Un couple d'amis, Emmanuelle et le viticulteur Jean-Baptiste Crouzet, illustre cette mobilisation sans faille : Jean-Baptiste a accompagné Sylvie jusqu'à Strasbourg, restant à ses côtés plusieurs jours durant, tandis qu'Emmanuelle assurait un lien quotidien par de réguliers appels, lui préparait des repas à son retour et se procurait même des ouvrages de rééducation pour David. "Des personnes en or" qui permettent à Sylvie de tenir le choc.
En rééducation au Grau-du-Roi depuis le 19 février, David ne sait pas encore quand il pourra retourner pleinement chez lui. En attendant, les permissions du week-end lui permettent de retrouver les siens et de se réhabituer progressivement au rythme de la vie quotidienne, alors que la parole ne lui est pas encore revenue. Si sa récente participation à la ferrade a marqué les esprits par sa symbolique, elle a surtout révélé la complexité de son état de santé. Pour son épouse Sylvie, cet après-midi fut une preuve de résilience : "David était content, rassuré de voir qu'il pouvait encore communiquer. Il est tellement expressif dans sa gestuelle." Tenir jusqu'à 19 h, rester tout l'après-midi au milieu de la foule... "Cela lui a prouvé qu'il pouvait avoir de nouveau une vie sociale".
Pourtant, derrière cette image optimiste, se cache une réalité bien plus ardue. "On est dans un handicap invisible. Les choses sont plus compliquées qu'elles n'y paraissent", tempère immédiatement Sylvie. Limité par une fatigue extrême et de fortes migraines après une journée à chercher ses mots, David vit une situation complexe que Sylvie décrypte avec lucidité. "Dimanche dernier, j'ai senti sa frustration : il avait du mal à repartir au Grau-du-Roi, alors que la saison des cerises est là. Il a conscience que je porte tout cela sur les épaules, et cela lui pèse également."

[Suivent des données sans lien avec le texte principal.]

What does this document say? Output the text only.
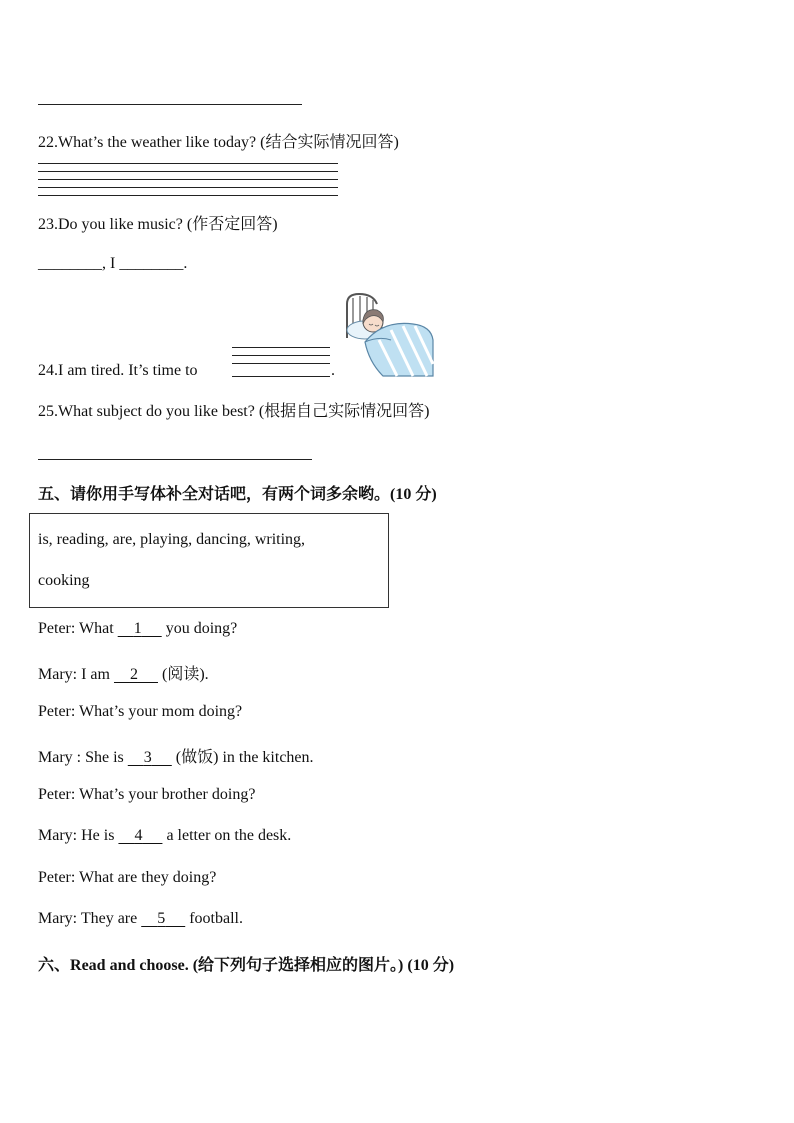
22.What’s the weather like today? (结合实际情况回答)
23.Do you like music? (作否定回答)
________, I ________.
24.I am tired. It’s time to	.
25.What subject do you like best? (根据自己实际情况回答)
五、请你用手写体补全对话吧，有两个词多余哟。(10 分)
is, reading, are, playing, dancing, writing,
cooking
Peter: What     1      you doing?
Mary: I am     2      (阅读).
Peter: What’s your mom doing?
Mary : She is     3      (做饭) in the kitchen.
Peter: What’s your brother doing?
Mary: He is     4      a letter on the desk.
Peter: What are they doing?
Mary: They are     5      football.
六、Read and choose. (给下列句子选择相应的图片。) (10 分)
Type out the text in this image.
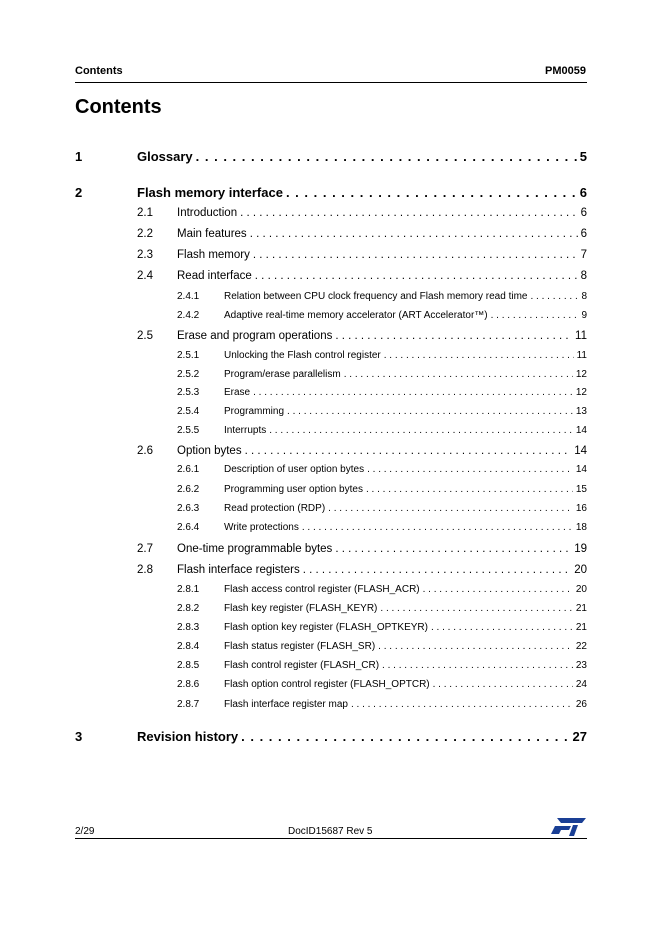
Contents	PM0059
Contents
1	Glossary . . .	5
2	Flash memory interface . . .	6
2.1 Introduction . . .	6
2.2 Main features . . .	6
2.3 Flash memory . . .	7
2.4 Read interface . . .	8
2.4.1 Relation between CPU clock frequency and Flash memory read time . . .	8
2.4.2 Adaptive real-time memory accelerator (ART Accelerator™) . . .	9
2.5 Erase and program operations . . .	11
2.5.1 Unlocking the Flash control register . . .	11
2.5.2 Program/erase parallelism . . .	12
2.5.3 Erase . . .	12
2.5.4 Programming . . .	13
2.5.5 Interrupts . . .	14
2.6 Option bytes . . .	14
2.6.1 Description of user option bytes . . .	14
2.6.2 Programming user option bytes . . .	15
2.6.3 Read protection (RDP) . . .	16
2.6.4 Write protections . . .	18
2.7 One-time programmable bytes . . .	19
2.8 Flash interface registers . . .	20
2.8.1 Flash access control register (FLASH_ACR) . . .	20
2.8.2 Flash key register (FLASH_KEYR) . . .	21
2.8.3 Flash option key register (FLASH_OPTKEYR) . . .	21
2.8.4 Flash status register (FLASH_SR) . . .	22
2.8.5 Flash control register (FLASH_CR) . . .	23
2.8.6 Flash option control register (FLASH_OPTCR) . . .	24
2.8.7 Flash interface register map . . .	26
3	Revision history . . .	27
2/29	DocID15687 Rev 5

Cette épreuve a aussi bouleversé la dynamique personnelle de Sylvie. Habituée à rester dans l'ombre, "dans l'observation", laissant à David le soin d'être "à la lumière", elle se retrouve aujourd'hui projetée sous les projecteurs malgré elle. "Maintenant, c'est mon téléphone qui sonne tout le temps, ce n'est plus le sien. Il faut être sur tous les fronts", décrit-elle.

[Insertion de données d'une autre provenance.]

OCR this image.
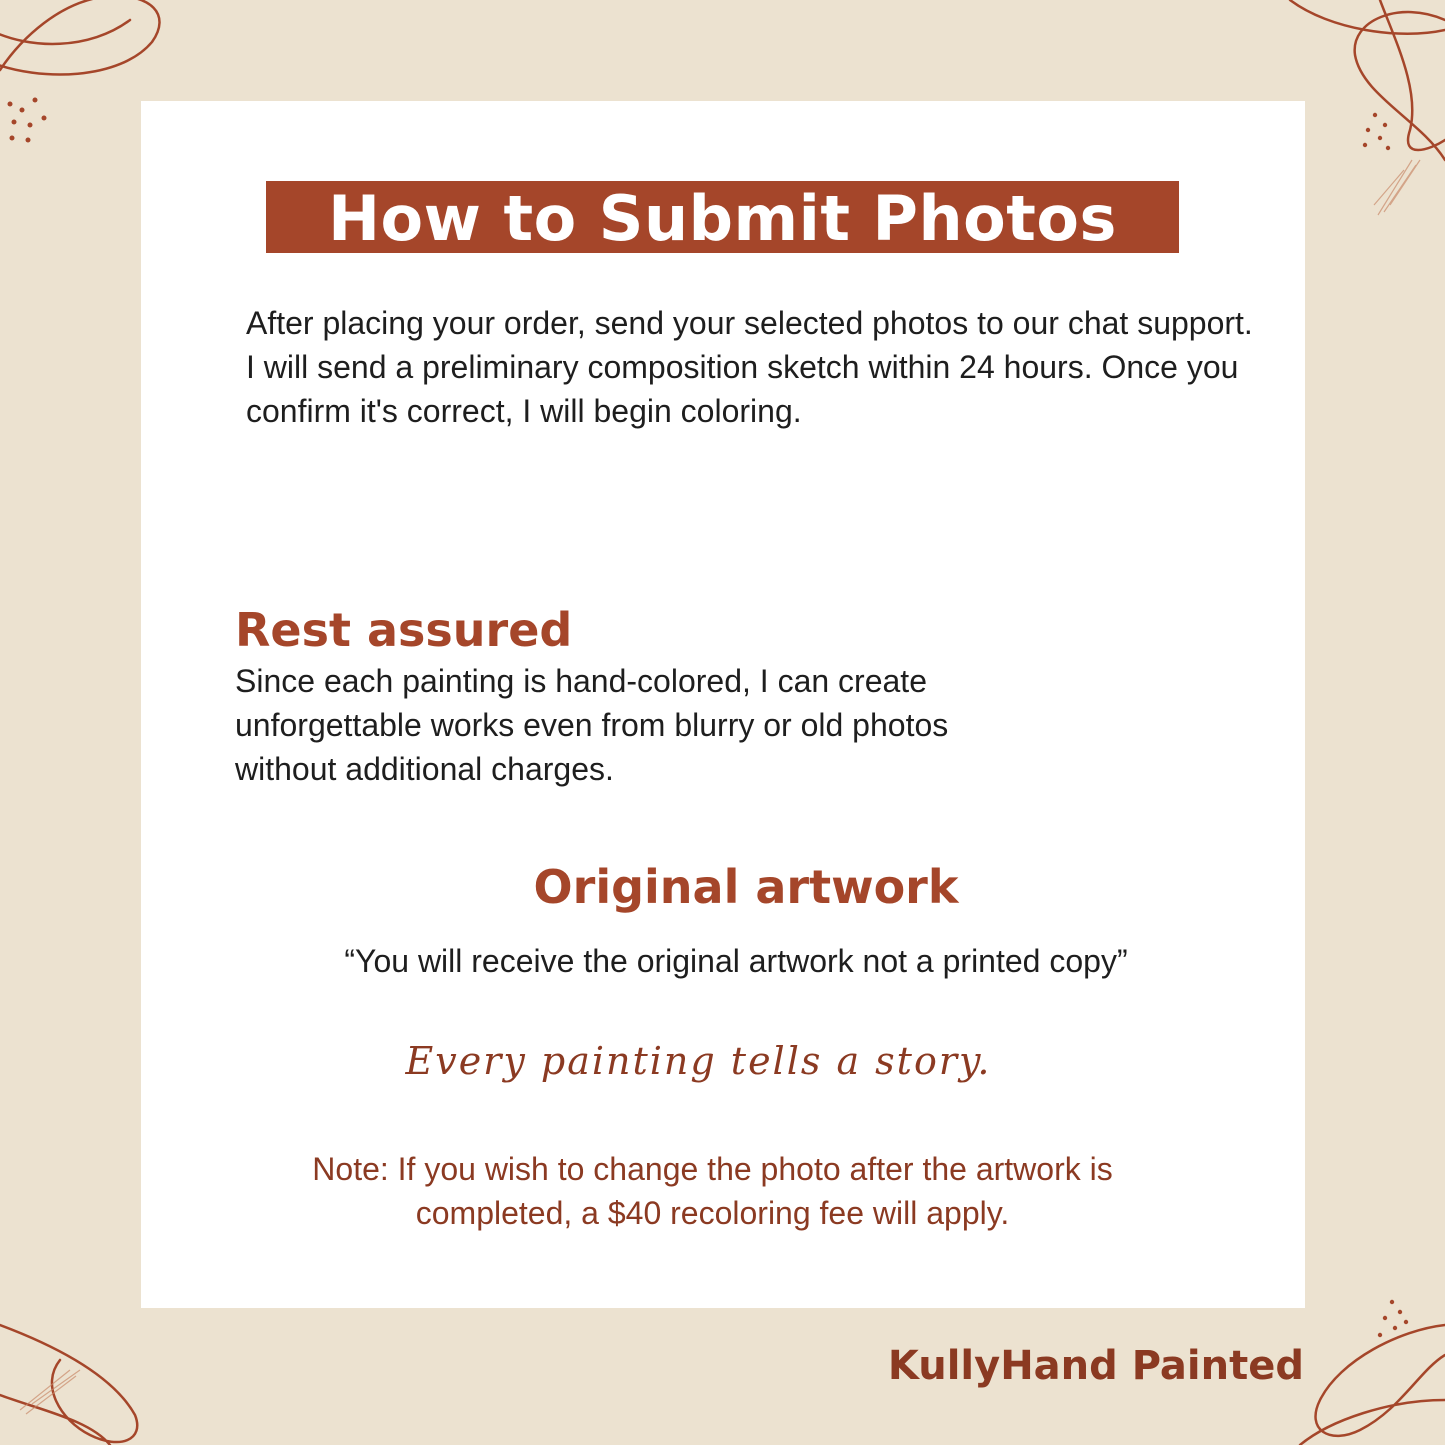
How to Submit Photos

After placing your order, send your selected photos to our chat support.

I will send a preliminary composition sketch within 24 hours. Once you

confirm it's correct, I will begin coloring.

Rest assured

Since each painting is hand-colored, I can create unforgettable works even from blurry or old photos without additional charges.

Original artwork

“You will receive the original artwork not a printed copy”

Every painting tells a story.

Note: If you wish to change the photo after the artwork is completed, a $40 recoloring fee will apply.

KullyHand Painted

Une mise en avant forcée pour cette femme qui doit désormais "mener une vie normale dans un contexte anormal", avec trois enfants, et un mari qui rentre chaque week-end, "un peu moins fatigué, avec des idées qui s'éclaircissent", mais dont le chemin de reconstruction reste long.
Le samedi 25 avril, la Manade Joubert, à Caissargues, a vibré au rythme d'une solidarité exceptionnelle. À l'initiative de la FDSEA du Gard, entre 250 et 300 personnes ont répondu présentes pour une ferrade hors norme, transformant un moment de tradition camarguaise en un puissant élan de soutien envers David et Sylvie Sève. Au-delà de la convivialité et des animations (abrivado, jeux de gardians), l'objectif était de générer des fonds pour l'exploitation familiale. La mobilisation a été totale : éleveurs, cavistes, maraîchers et riziculteurs ont fourni l'intégralité des denrées, tandis que la mairie de Caissargues prêtait du matériel. "C'est touchant et rassurant de voir qu'on a du monde derrière nous. Cela prouve que David est estimé", confie Sylvie, émue.
Le point d'orgue de cette journée fut la présence de David. En permission depuis son centre de rééducation du Grau-du-Roi, il a pu échanger par le regard et le sourire avec la foule venue l'honorer. Pour Mathieu Laurent, de la Manade Joubert, ouvrir ses portes était un devoir : "Cela montre que l'agriculture n'est pas morte et que tout le monde est solidaire." Une journée "en famille, sans protocole", qualifiée de "rayon de soleil" par Fanny Tamisier, présidente par intérim de la FDSEA.